Washington, D.C. — The National Association of Attorneys General (NAAG) sent a bipartisan letter today signed by 42 attorneys generals urging the U.S. Senate to pass S. 2563, the Improving Laundering Laws and Increasing Comprehensive Information Tracking of Criminal Activity in Shell Holdings (ILLICIT CASH) Act.
The ILLICIT CASH Act updates the federal framework for fighting money laundering and terrorism financing, which has not been comprehensively reassessed since its inception in the 1970s. The legislation creates new tools for information sharing between financial institutions and law enforcement.
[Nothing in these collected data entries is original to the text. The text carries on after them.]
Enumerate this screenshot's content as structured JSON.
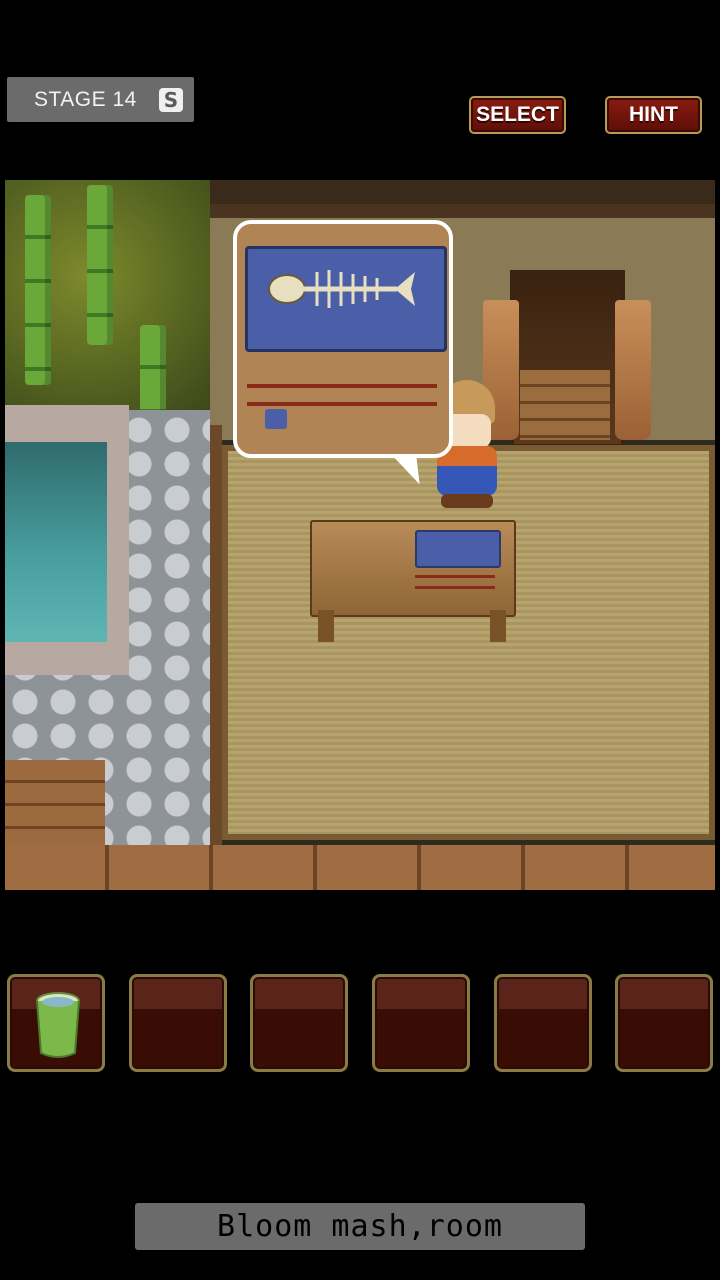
{
  "header": {
    "stage_label": "STAGE 14",
    "save_icon": "save-icon",
    "save_glyph": "S",
    "select_label": "SELECT",
    "hint_label": "HINT"
  },
  "scene": {
    "description_items": [
      "fish-skeleton-plate",
      "chopsticks",
      "character",
      "low-table",
      "pool",
      "bamboo"
    ]
  },
  "inventory": {
    "slots": [
      {
        "item": "bamboo-bucket"
      },
      {
        "item": ""
      },
      {
        "item": ""
      },
      {
        "item": ""
      },
      {
        "item": ""
      },
      {
        "item": ""
      }
    ]
  },
  "footer": {
    "message": "Bloom mash,room"
  },
  "colors": {
    "button_red": "#7a1a0e",
    "button_border": "#b79a54",
    "slot_border": "#8a7a44",
    "badge_gray": "#6b6b6b"
  }
}
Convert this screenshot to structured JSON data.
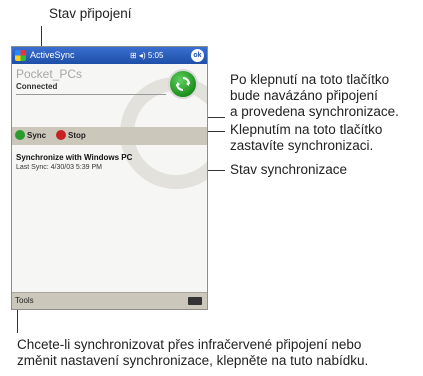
{
  "callouts": {
    "connection_status": "Stav připojení",
    "sync_button": [
      "Po klepnutí na toto tlačítko",
      "bude navázáno připojení",
      "a provedena synchronizace."
    ],
    "stop_button": [
      "Klepnutím na toto tlačítko",
      "zastavíte synchronizaci."
    ],
    "sync_status": "Stav synchronizace",
    "tools_menu": [
      "Chcete-li synchronizovat přes infračervené připojení nebo",
      "změnit nastavení synchronizace, klepněte na tuto nabídku."
    ]
  },
  "device": {
    "title": "ActiveSync",
    "status_icons": "⊞ ◂) 5:05",
    "ok": "ok",
    "device_name": "Pocket_PCs",
    "connection": "Connected",
    "sync_label": "Sync",
    "stop_label": "Stop",
    "status_title": "Synchronize with Windows PC",
    "status_detail": "Last Sync: 4/30/03 5:39 PM",
    "menu_tools": "Tools"
  },
  "colors": {
    "titlebar": "#1e4fa8",
    "sync_green": "#2c9a2c",
    "stop_red": "#c62222",
    "bar_gray": "#cbc7bb"
  }
}
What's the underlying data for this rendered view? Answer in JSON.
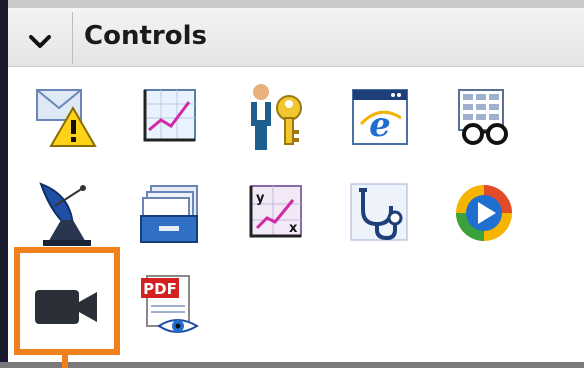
{
  "panel": {
    "title": "Controls",
    "collapse_icon": "chevron-down-icon"
  },
  "icons": [
    {
      "name": "mail-warning-icon",
      "label": ""
    },
    {
      "name": "line-chart-icon",
      "label": ""
    },
    {
      "name": "user-key-icon",
      "label": ""
    },
    {
      "name": "browser-e-icon",
      "label": ""
    },
    {
      "name": "data-glasses-icon",
      "label": ""
    },
    {
      "name": "satellite-dish-icon",
      "label": ""
    },
    {
      "name": "card-file-icon",
      "label": ""
    },
    {
      "name": "xy-chart-icon",
      "label": ""
    },
    {
      "name": "stethoscope-icon",
      "label": ""
    },
    {
      "name": "media-play-icon",
      "label": ""
    },
    {
      "name": "video-camera-icon",
      "label": ""
    },
    {
      "name": "pdf-viewer-icon",
      "label": "PDF"
    }
  ],
  "colors": {
    "highlight": "#f07f1e",
    "header_bg": "#ececec",
    "accent_blue": "#1f5fbf"
  }
}
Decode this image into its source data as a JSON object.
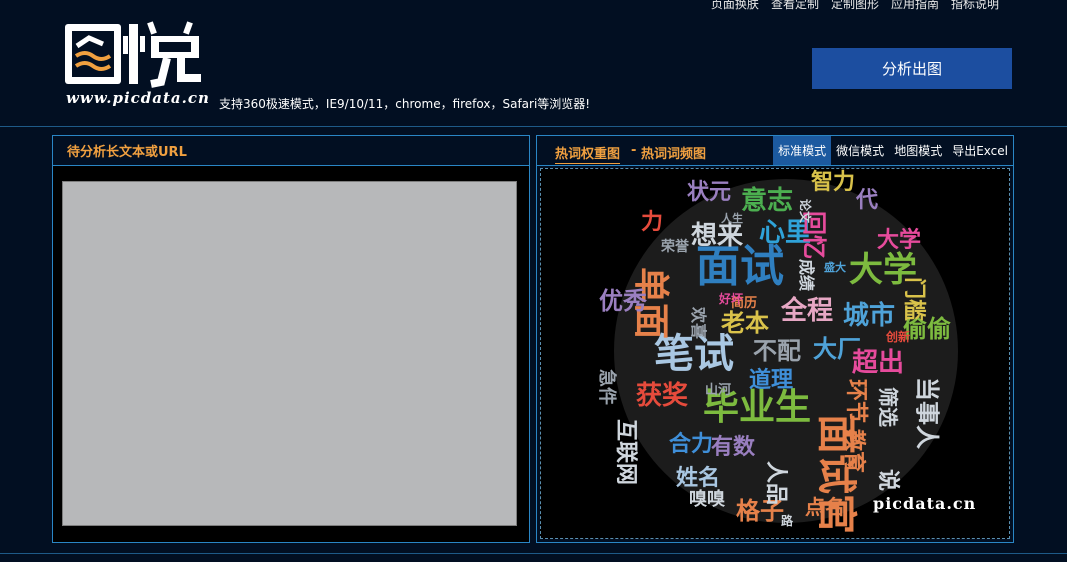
{
  "nav": {
    "items": [
      "页面换肤",
      "查看定制",
      "定制图形",
      "应用指南",
      "指标说明"
    ]
  },
  "brand": {
    "logo_text": "图悦",
    "url_text": "www.picdata.cn"
  },
  "support_text": "支持360极速模式，IE9/10/11，chrome，firefox，Safari等浏览器!",
  "analyze_button": "分析出图",
  "left_panel": {
    "title": "待分析长文本或URL",
    "textarea_value": ""
  },
  "right_panel": {
    "title_weight": "热词权重图",
    "title_sep": "-",
    "title_freq": "热词词频图",
    "modes": [
      "标准模式",
      "微信模式",
      "地图模式",
      "导出Excel"
    ],
    "active_mode": "标准模式",
    "watermark": "picdata.cn"
  },
  "wordcloud": {
    "words": [
      {
        "text": "面试",
        "color": "#2f7fc0"
      },
      {
        "text": "笔试",
        "color": "#a9c7e2"
      },
      {
        "text": "单面",
        "color": "#e6814a"
      },
      {
        "text": "毕业生",
        "color": "#7dbb3f"
      },
      {
        "text": "面试官",
        "color": "#e6814a"
      },
      {
        "text": "大学",
        "color": "#7dbb3f"
      },
      {
        "text": "获奖",
        "color": "#e64b3c"
      },
      {
        "text": "意志",
        "color": "#4caf50"
      },
      {
        "text": "想来",
        "color": "#cfd6dd"
      },
      {
        "text": "心里",
        "color": "#2fa3d9"
      },
      {
        "text": "全程",
        "color": "#e6a7c4"
      },
      {
        "text": "城市",
        "color": "#4fa3d9"
      },
      {
        "text": "老本",
        "color": "#d9c24a"
      },
      {
        "text": "不配",
        "color": "#9aa3ad"
      },
      {
        "text": "大厂",
        "color": "#4fa3d9"
      },
      {
        "text": "超出",
        "color": "#e64b9c"
      },
      {
        "text": "道理",
        "color": "#3f8fd9"
      },
      {
        "text": "合力",
        "color": "#3f8fd9"
      },
      {
        "text": "有数",
        "color": "#9a7fc0"
      },
      {
        "text": "姓名",
        "color": "#a9c7e2"
      },
      {
        "text": "格子",
        "color": "#e6814a"
      },
      {
        "text": "人品",
        "color": "#cfd6dd"
      },
      {
        "text": "教育",
        "color": "#e6814a"
      },
      {
        "text": "环节",
        "color": "#e6814a"
      },
      {
        "text": "筛选",
        "color": "#cfd6dd"
      },
      {
        "text": "偷偷",
        "color": "#7dbb3f"
      },
      {
        "text": "当事人",
        "color": "#cfd6dd"
      },
      {
        "text": "大学",
        "color": "#e64b9c"
      },
      {
        "text": "门槛",
        "color": "#d9c24a"
      },
      {
        "text": "回忆",
        "color": "#e64b9c"
      },
      {
        "text": "代",
        "color": "#9a7fc0"
      },
      {
        "text": "智力",
        "color": "#d9c24a"
      },
      {
        "text": "成绩",
        "color": "#cfd6dd"
      },
      {
        "text": "优秀",
        "color": "#9a7fc0"
      },
      {
        "text": "互联网",
        "color": "#cfd6dd"
      },
      {
        "text": "急件",
        "color": "#9aa3ad"
      },
      {
        "text": "嗅嗅",
        "color": "#cfd6dd"
      },
      {
        "text": "说",
        "color": "#cfd6dd"
      },
      {
        "text": "欢喜",
        "color": "#9aa3ad"
      },
      {
        "text": "山河",
        "color": "#9aa3ad"
      },
      {
        "text": "简历",
        "color": "#e6814a"
      },
      {
        "text": "好坏",
        "color": "#e64b9c"
      },
      {
        "text": "创新",
        "color": "#e64b3c"
      },
      {
        "text": "人生",
        "color": "#9aa3ad"
      },
      {
        "text": "荣誉",
        "color": "#9aa3ad"
      },
      {
        "text": "状元",
        "color": "#9a7fc0"
      },
      {
        "text": "论文",
        "color": "#cfd6dd"
      },
      {
        "text": "盛大",
        "color": "#4fa3d9"
      },
      {
        "text": "点名",
        "color": "#e6814a"
      },
      {
        "text": "路",
        "color": "#cfd6dd"
      },
      {
        "text": "力",
        "color": "#e64b3c"
      }
    ]
  }
}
Along with that, the Act requires a covered entity to report its “beneficial owners,” the actual people who benefit from or control the entity.
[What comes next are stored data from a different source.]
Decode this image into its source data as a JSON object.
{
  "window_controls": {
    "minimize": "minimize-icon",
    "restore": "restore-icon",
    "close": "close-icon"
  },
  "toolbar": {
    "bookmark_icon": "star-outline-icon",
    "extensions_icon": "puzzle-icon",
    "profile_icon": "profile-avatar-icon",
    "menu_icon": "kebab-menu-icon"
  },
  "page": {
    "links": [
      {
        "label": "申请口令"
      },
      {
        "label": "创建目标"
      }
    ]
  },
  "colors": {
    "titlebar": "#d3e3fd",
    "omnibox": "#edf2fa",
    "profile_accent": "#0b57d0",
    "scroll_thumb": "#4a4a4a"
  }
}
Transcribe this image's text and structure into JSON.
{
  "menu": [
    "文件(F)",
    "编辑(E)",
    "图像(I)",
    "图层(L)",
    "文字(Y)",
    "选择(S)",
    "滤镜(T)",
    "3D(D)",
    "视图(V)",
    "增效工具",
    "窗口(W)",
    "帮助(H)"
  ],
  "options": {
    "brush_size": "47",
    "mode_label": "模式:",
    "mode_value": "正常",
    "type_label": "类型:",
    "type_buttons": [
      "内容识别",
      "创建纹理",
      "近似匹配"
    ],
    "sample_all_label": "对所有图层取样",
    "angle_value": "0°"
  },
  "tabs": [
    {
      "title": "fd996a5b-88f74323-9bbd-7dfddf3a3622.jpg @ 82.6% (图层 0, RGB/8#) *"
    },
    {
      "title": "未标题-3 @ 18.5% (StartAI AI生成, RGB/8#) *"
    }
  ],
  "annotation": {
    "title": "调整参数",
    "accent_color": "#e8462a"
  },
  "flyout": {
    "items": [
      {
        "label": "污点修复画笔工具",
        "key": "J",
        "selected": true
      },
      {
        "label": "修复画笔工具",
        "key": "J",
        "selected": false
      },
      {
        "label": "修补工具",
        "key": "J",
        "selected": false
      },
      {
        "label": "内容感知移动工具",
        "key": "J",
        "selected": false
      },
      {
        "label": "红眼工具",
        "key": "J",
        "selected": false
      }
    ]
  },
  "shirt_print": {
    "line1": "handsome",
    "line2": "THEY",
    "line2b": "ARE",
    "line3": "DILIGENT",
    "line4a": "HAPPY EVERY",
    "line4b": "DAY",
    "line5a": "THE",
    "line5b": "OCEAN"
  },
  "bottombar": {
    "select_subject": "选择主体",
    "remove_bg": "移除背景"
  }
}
“As our States’ chief legal officers, we are concerned about the use of American financial institutions for money laundering by terrorist groups and other criminal enterprises. We believe the ILLICIT CASH Act, in particular its provisions mandating disclosure of entities’ beneficial ownership information, will greatly reduce criminals’ and terrorists’ abuse of our institutions,” reads the letter.
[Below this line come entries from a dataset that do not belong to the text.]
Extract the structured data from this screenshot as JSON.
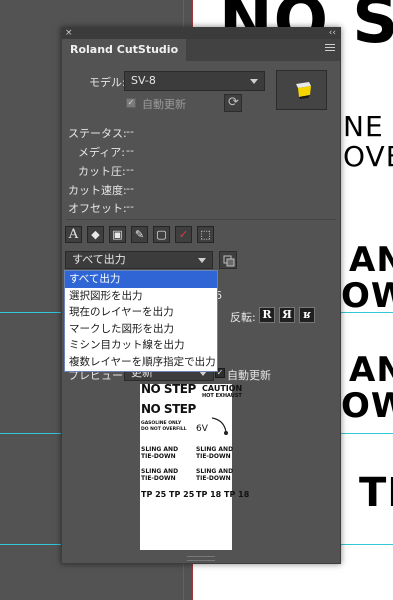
{
  "background_canvas": {
    "texts": [
      "NO S",
      "NE C",
      "OVE",
      "AN",
      "OW",
      "AN",
      "OW",
      "TR"
    ]
  },
  "panel": {
    "close_glyph": "×",
    "collapse_glyph": "‹‹",
    "tab_label": "Roland CutStudio",
    "model_label": "モデル:",
    "model_value": "SV-8",
    "auto_update_top_label": "自動更新",
    "auto_update_top_check": "✓",
    "refresh_glyph": "⟳",
    "status": [
      {
        "label": "ステータス:",
        "value": "--"
      },
      {
        "label": "メディア:",
        "value": "--"
      },
      {
        "label": "カット圧:",
        "value": "--"
      },
      {
        "label": "カット速度:",
        "value": "--"
      },
      {
        "label": "オフセット:",
        "value": "--"
      }
    ],
    "tool_icons": [
      {
        "name": "text-outline-icon",
        "glyph": "A"
      },
      {
        "name": "eraser-icon",
        "glyph": "◆"
      },
      {
        "name": "group-shapes-icon",
        "glyph": "▣"
      },
      {
        "name": "pen-path-icon",
        "glyph": "✎"
      },
      {
        "name": "crop-marks-icon",
        "glyph": "▢"
      },
      {
        "name": "checkmark-icon",
        "glyph": "✓"
      },
      {
        "name": "selection-box-icon",
        "glyph": "⬚"
      }
    ],
    "output_select_value": "すべて出力",
    "dropdown_options": [
      "すべて出力",
      "選択図形を出力",
      "現在のレイヤーを出力",
      "マークした図形を出力",
      "ミシン目カット線を出力",
      "複数レイヤーを順序指定で出力"
    ],
    "dropdown_active_index": 0,
    "partial_digit": "6",
    "reverse_label": "反転:",
    "reverse_buttons": [
      "R",
      "Я",
      "ʁ"
    ],
    "preview_label": "プレビュー:",
    "preview_select_value": "更新",
    "auto_update_bottom_label": "自動更新",
    "auto_update_bottom_check": "✓",
    "preview_texts": {
      "no_step_1": "NO STEP",
      "caution": "CAUTION",
      "not_exhaust": "HOT EXHAUST",
      "no_step_2": "NO STEP",
      "gasoline": "GASOLINE ONLY",
      "do_not_overfill": "DO NOT OVERFILL",
      "sixv": "6V",
      "sling_1": "SLING AND",
      "tiedown_1": "TIE-DOWN",
      "sling_2": "SLING AND",
      "tiedown_2": "TIE-DOWN",
      "sling_3": "SLING AND",
      "tiedown_3": "TIE-DOWN",
      "sling_4": "SLING AND",
      "tiedown_4": "TIE-DOWN",
      "tp25": "TP 25 TP 25",
      "tp18": "TP 18 TP 18"
    }
  },
  "colors": {
    "panel_bg": "#535353",
    "dropdown_highlight": "#2f65d4",
    "guide_red": "#c2383d",
    "guide_cyan": "#34c7d9"
  }
}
The NAAG letter highlights that many states do not have the ability to track information on the actual people who control or benefit from corporations and other entities doing business there. Without that information, states cannot know if an entity is a shell for concealing the illicit proceeds of criminals like drug traffickers, terrorist financiers, tax evaders, and corrupt government officials.
Under the ILLICIT CASH Act, certain business entities will have to disclose a “beneficial owner” to the federal government. A beneficial owner is a “natural person” who controls an entity, owns at least 25% of it, or receives economic benefits from it. The Financial Crimes Enforcement Network of the U.S. Department of Treasury (FinCEN) will then keep all the disclosed beneficial ownership information in a federal registry. The Act requires FinCEN to release beneficial ownership information to law enforcement agencies, including at the local and state levels.